Tales of Two Cities: The Leipzig-Damascus Coffee House
About this Piece
Tales of Two Cities: The Leipzig-Damascus Coffee House is a celebration in music, words, and images of 18th-century culture in two fascinating cities. Though separated by 3,000 kilometers, Leipzig and Damascus had a number of characteristics in common. Both lay at the crossroads of ancient commercial routes and became important centers for international trade fairs.
Leipzig lay at the intersection of the Via Regia (the east-west route from Santiago de Compostela to Kiev and Moscow) and the Via Imperii (the north-south route from Rome and Venice to the Baltic Sea). Merchants from many countries converged on the city three times a year, bringing furs, wines, textiles, and books to be sold at trade fairs that were among the most famous in Europe.
Damascus lay at the intersection of the Via Maris, which linked the Mediterranean Sea with Syria, Iraq, Iran, and the Far East, and the north-south route from Turkey to Yemen and the Arabian Sea. Important trade fairs were established for the sale of silks, jewels, and coffee from the Levant and the Far East.
Leipzig and Damascus were also both famous centers of scholarship and learning. Leipzig was a vital center for book publishing and the dissemination of ideas. Its university was one of the oldest in Europe, attracting students and scholars of theology, philosophy, and law from all over Germany.
The ancient city of Damascus, which had been conquered by the Ottoman Turks in 1516, was a cosmopolitan hub of intellectual activity.
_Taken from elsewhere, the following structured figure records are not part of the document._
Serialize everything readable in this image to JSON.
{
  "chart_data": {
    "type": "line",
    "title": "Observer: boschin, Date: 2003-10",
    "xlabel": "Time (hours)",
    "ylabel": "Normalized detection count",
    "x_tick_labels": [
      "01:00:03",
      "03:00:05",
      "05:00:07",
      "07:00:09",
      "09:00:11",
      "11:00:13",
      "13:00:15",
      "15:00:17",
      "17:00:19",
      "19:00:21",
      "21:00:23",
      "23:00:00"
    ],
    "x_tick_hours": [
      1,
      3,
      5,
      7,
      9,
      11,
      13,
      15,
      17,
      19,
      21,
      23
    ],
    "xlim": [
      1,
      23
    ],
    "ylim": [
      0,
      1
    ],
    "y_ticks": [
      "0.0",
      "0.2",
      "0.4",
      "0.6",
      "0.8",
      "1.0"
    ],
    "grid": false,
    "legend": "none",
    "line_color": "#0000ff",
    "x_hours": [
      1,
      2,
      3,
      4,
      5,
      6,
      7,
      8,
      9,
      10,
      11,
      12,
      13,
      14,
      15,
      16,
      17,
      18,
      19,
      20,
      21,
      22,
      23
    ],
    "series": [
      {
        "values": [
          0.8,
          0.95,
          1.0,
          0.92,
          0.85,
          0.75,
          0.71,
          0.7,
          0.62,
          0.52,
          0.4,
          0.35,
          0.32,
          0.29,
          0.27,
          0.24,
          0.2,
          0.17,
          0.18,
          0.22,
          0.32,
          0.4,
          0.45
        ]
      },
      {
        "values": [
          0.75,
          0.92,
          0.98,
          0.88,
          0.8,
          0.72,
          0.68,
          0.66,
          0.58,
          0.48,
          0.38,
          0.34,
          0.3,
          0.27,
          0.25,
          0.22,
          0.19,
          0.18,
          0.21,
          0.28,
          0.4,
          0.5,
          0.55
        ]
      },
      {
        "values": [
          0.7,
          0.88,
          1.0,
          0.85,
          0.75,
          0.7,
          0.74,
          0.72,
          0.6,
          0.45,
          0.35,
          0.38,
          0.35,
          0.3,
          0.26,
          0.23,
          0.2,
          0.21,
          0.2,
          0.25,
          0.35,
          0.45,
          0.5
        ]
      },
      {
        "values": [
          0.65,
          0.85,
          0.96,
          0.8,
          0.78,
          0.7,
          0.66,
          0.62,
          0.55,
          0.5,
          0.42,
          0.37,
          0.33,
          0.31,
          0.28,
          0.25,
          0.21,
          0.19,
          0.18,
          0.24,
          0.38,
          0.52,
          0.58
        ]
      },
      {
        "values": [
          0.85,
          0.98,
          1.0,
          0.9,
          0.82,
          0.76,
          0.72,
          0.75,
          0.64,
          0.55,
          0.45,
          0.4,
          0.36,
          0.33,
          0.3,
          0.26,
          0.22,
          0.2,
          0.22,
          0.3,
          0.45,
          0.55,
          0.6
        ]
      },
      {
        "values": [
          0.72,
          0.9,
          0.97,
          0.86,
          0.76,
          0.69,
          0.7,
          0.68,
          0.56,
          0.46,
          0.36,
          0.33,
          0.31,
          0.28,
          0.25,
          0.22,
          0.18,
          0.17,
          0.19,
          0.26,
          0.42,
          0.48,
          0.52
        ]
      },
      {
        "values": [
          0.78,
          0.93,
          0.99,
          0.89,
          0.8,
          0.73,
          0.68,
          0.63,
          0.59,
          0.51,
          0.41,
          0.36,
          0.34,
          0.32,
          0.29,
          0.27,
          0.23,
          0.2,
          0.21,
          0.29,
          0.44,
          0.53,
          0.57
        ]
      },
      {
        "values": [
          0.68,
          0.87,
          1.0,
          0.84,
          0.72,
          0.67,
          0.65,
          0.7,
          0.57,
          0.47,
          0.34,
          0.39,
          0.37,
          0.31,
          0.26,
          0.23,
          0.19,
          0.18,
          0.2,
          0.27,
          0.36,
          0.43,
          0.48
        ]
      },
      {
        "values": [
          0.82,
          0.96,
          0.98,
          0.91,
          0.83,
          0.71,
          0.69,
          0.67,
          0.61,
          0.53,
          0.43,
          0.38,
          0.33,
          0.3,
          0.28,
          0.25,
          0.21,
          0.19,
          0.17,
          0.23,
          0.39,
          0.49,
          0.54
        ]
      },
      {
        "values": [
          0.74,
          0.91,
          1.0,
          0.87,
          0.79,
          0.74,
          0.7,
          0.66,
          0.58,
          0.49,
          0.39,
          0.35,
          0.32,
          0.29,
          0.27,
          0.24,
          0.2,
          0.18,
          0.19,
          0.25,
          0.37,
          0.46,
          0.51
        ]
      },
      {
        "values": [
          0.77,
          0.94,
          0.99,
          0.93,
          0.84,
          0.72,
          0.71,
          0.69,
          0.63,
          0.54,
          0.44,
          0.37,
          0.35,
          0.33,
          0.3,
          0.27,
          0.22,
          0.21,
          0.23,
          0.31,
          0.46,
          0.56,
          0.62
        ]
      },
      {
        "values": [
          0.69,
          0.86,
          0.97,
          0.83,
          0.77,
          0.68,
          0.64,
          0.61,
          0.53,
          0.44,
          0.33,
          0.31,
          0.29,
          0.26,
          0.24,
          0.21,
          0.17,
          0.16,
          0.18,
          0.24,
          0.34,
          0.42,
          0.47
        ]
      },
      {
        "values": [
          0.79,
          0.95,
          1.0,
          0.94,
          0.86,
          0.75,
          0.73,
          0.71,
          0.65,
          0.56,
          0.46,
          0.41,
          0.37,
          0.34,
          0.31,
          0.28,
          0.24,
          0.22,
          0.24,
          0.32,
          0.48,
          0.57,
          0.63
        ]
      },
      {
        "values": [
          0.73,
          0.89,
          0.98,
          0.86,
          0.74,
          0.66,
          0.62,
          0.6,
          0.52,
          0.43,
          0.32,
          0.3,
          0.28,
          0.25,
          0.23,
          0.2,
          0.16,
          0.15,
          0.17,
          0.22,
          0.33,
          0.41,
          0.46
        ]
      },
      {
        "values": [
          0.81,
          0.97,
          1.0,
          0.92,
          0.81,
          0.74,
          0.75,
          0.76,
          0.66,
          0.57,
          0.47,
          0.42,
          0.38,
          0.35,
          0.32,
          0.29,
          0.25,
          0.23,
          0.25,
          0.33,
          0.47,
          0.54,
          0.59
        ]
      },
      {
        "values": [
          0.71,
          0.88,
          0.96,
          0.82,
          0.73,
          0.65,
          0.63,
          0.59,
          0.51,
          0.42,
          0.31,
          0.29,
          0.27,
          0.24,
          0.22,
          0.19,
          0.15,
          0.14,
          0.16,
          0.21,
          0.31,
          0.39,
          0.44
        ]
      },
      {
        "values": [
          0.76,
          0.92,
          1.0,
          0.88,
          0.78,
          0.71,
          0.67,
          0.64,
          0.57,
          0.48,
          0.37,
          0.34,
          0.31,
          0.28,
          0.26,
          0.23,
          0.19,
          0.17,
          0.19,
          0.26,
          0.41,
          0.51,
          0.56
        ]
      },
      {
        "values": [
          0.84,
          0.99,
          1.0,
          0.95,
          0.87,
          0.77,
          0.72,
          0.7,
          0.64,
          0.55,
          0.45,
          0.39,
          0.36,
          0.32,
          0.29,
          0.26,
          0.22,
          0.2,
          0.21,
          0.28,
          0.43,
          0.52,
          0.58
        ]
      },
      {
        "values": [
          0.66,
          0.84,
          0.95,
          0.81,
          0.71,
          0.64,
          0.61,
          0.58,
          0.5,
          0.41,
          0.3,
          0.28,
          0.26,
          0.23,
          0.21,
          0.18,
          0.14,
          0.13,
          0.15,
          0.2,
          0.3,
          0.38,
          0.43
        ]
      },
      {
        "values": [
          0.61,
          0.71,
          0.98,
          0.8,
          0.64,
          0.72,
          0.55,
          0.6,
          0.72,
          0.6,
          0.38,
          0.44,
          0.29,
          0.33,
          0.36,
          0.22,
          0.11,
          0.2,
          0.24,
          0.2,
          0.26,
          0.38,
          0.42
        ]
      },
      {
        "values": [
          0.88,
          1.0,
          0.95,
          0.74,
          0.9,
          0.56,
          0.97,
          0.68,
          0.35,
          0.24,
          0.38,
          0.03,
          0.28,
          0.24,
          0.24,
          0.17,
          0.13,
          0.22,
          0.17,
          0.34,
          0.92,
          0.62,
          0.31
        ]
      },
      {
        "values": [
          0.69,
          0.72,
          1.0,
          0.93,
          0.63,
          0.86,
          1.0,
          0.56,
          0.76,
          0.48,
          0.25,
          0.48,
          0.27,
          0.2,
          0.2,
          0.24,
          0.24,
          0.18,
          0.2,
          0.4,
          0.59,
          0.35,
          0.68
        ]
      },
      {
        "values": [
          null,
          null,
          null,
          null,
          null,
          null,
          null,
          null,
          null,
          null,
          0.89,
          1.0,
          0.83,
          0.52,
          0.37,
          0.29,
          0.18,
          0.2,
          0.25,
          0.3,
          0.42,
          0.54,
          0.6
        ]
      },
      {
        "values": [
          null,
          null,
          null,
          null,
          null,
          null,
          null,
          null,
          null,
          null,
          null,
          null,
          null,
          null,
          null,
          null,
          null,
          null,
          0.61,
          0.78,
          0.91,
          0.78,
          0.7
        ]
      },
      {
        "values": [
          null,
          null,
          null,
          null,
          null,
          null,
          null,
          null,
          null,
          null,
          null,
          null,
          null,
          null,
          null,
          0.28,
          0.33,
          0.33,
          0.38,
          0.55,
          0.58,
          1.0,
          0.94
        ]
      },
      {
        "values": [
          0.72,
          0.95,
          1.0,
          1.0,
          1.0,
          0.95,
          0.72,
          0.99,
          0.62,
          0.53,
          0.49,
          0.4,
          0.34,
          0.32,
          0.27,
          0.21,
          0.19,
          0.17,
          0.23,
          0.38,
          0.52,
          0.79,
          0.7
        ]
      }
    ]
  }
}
Scholars speaking Arabic, Persian, and Greek used the services of the city’s scribes for their treatises on medicine, astronomy, and philosophy.
Leipzig and Damascus had another striking feature in common: they both enjoyed a lively tradition of coffee houses in which the finest musicians of the city performed. The autobiographical writings of Georg Phillip Telemann recount how he began to direct a music club called the Collegium Musicum for the students at Leipzig University in the early years of the 18th century. In 1702, the first public streetlights were installed in the city, making it possible for respectable people to be out after dark. Coffee houses soon became destinations for refreshments, conversation, and entertainment, and the student musicians began to perform at several local establishments.
In 1729, the Collegium Musicum was taken over by Johann Sebastian Bach, who directed weekly concerts for the patrons of Zimmerman’s Coffeehouse. He supplemented the ensemble of student performers with members of his family, visiting virtuosos, and Stadtpfeiffers – elite performers from the town band. The repertoire by Telemann, Handel, and Bach included in the concert is typical of the music performed there.
The public coffee houses of Syria were also venues for famous musicians who performed settings of strophic poems called muwashshahs, instrumental doulabs, and improvised taqsims, forms of classical Arabic music that are the specialty of our guest ensemble, Trio Arabica.
Our performance includes the telling of a story about a destitute migrant, a tale told by Scheherezade in some manuscript collections of the Arabian Nights. It originates as a moral tale in a work now known as the Mirror for Princes by the medieval Islamic philosopher Al-Ghazali. A copy of this work from the collection of an 18th-century Syrian coffee-house storyteller named Ahmad al-Rabbat may be found in the library of the University of Leipzig.
Verses from a poem attributed to Al-Ghazali, who was highly esteemed in Damascus, decorate the exquisite room that has inspired our theatrical set piece. It is a room with exuberant Islamic designs and baroque European influences, which was brought from Damascus to the Ethnological Museum in Dresden in 1899.
In its original setting, this room would have been a place for relaxation, for business, and for cross-cultural encounters over coffee. The dividing lines between the ancient communities of Muslims, Jews, and Christians, who had been part of the fabric of Damascus for centuries, were blurred, and the beautiful calligraphy around the room, which avoids overtly religious content, betrays a desire to make visitors from other traditions feel welcome in the house.
In the present time, when so many Syrians are making new homes in Germany, the people of Leipzig and newcomers from Damascus are seeking similarly creative ways to accommodate and enrich each other’s cultures in their new and challenging reality. In the process of restoring the Damascus Room in nearby Dresden, young Syrian scholars are being trained by German mentors in the restoration of the historical interiors of their homeland. It is their and our dream that they will one day be able to practice their art and enjoy coffee and music in a peaceful Damascus.